Was it a good year? Celtic won the Scottish Cup for the 10th time, thus equalling the record of Queen’s Park, but losing, by some distance, the Scottish League to Rangers and thus effectively conceding the hegemony of Scotland for more than 40 years (with only the occasional spectacular piece of glory) until Jock Stein returned as Manager.
There was evidence that Willie Maley was struggling. He never really coped very well with grief and the loss of Sunny Jim killed tragically in a motor bicycle on 4 September 1922 hit Maley hard. By sheer chance on that very same day, Maley had been negotiating with Alec Bennett, the Manager of Third Lanark, the transfer of Tommy McInally, Tommy and Willie having, not for the first or last time, fallen out.
Maley blamed himself for that, and coupled with the death of one of his favourite players at the age of only 40, he lapsed into profound melancholy from time to time, and was clearly not coping well with fiery characters like Johnny Gilchrist. Indeed there were times when it often seemed to spectators that Willie McStay, Eck McNair or Charlie Shaw were running the team.
The team had lost six League games in late 1922, and then 1923 opened with a 2-0 defeat at Ibrox, a defeat made all the worse by an injury to Patsy Gallacher. Six days later, Aberdeen won their first ever game at Celtic Park, and thus when Willie McStay led the team out on that obviously very cold day at Lochgelly, Celtic were on their knees with only the Scottish Cup left to play for. The video in Matt’s article, courtesy of The National Library of Scotland can be accessed HERE and is a MUST WATCH for anyone interested in Celtic’s history.
Indeed, Lochgelly might have won, for they scored first and all newspaper reports say they were worth a draw. But Joe Cassidy scored a hat-trick (some newspapers give Celtic’s late winner to John “Jean” McFarlane) and Celtic squeezed through to the delight of their supporters that one can see in that film.
The following week Celtic lost again, to Third Lanark and a couple of days later Johnny “Jock” Gilchrist, the right half, was on his way to Preston North End. It was no secret that Gilchrist and Maley did not get on, Maley not helping matters by constantly comparing him unfavourably with his favourite right half, Sunny Jim.
It was not that Celtic did not have good players. McNair was possibly ageing, but the brothers McStay were good enough. Centre half Willie Cringan, again a man who did not get on well with Maley but who hid it a little better than Glichrist had done, was nevertheless more than competent, and up front, there was the free scoring Joe Cassidy, two good wingers in Andy McAtee and Adam McLean and of course Patsy Gallacher who returned from injury in mid-February.

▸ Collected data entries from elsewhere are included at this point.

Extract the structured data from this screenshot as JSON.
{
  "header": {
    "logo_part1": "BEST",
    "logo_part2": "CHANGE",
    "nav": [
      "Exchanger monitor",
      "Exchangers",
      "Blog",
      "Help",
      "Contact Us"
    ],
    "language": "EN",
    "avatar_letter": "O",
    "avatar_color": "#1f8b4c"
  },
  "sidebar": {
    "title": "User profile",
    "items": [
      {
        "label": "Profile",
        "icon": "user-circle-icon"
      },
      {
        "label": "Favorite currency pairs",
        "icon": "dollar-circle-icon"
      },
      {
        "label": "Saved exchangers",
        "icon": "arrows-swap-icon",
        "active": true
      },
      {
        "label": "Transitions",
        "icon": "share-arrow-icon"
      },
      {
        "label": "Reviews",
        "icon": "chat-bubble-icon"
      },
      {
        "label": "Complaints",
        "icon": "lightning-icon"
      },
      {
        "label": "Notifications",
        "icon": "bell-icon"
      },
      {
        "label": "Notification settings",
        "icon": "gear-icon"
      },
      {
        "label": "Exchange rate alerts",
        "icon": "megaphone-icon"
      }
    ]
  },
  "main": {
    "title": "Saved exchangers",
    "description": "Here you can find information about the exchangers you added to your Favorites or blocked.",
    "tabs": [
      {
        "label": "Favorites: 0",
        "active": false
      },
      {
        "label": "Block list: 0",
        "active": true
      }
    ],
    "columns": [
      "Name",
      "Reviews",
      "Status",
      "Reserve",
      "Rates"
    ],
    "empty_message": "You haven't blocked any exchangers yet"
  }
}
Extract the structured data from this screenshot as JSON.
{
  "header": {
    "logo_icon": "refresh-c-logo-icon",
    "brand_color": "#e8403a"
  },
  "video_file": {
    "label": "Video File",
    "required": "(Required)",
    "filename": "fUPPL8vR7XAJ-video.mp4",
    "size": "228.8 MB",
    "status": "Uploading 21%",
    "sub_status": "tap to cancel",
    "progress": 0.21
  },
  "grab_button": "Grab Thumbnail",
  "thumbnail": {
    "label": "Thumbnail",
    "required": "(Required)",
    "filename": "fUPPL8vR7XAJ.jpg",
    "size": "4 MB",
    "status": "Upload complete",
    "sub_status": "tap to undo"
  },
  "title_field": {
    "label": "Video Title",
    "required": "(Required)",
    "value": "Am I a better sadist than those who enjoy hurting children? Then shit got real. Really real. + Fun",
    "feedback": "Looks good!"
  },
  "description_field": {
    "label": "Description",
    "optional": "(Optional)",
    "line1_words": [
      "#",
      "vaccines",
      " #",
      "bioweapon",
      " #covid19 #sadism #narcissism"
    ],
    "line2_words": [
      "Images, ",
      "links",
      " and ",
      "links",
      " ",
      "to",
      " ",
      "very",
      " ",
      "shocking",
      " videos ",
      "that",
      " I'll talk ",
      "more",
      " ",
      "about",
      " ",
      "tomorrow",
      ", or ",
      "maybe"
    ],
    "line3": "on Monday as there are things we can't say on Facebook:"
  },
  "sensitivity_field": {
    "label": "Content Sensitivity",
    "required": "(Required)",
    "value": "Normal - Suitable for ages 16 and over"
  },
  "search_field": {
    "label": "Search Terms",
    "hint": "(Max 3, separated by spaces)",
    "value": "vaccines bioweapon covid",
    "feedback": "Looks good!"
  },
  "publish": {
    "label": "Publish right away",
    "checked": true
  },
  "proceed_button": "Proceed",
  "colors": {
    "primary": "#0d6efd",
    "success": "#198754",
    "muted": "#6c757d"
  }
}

League form improved slightly but they never really threatened Rangers that season. However, they kept winning their Scottish Cup games. They beat Hurlford, then another two Fife teams after Lochgelly in East Fife and Raith Rovers with Cassidy scoring the goals, although it was Adam McLean who scored the only goal of the game when the strong going Raith Rovers came to Parkhead.
71,506 were at Ibrox to see the semi-final against Motherwell, and Celtic played one of their better games of the season to win 2-0 with goals from Cassidy and McAtee. On that same day, Hibs beat Third Lanark at Tynecastle (Rangers had been beaten by Ayr United in an earlier round) and thus the Scottish Cup final was not only an all-green or an all-Irish affair, it was an all-Maley affair, for, as in 1912, Willie and Alec Maley were the Managers of the respective sides.
It was Willie who won, thanks to a goal from the man of the season Joe Cassidy. It was not the greatest of games, and not the greatest of goals, Cassidy heading into an empty net after goalkeeper Harper had missed a cross from McLean which bounced at the wrong time for him. But Joe was there, and the goal was much celebrated by the Celtic fans in the 82,000 crowd.
Goodness knows, they needed something to celebrate in 1923 in the country that was a lot less than “the land fit for heroes to live in” as promised by Lloyd George!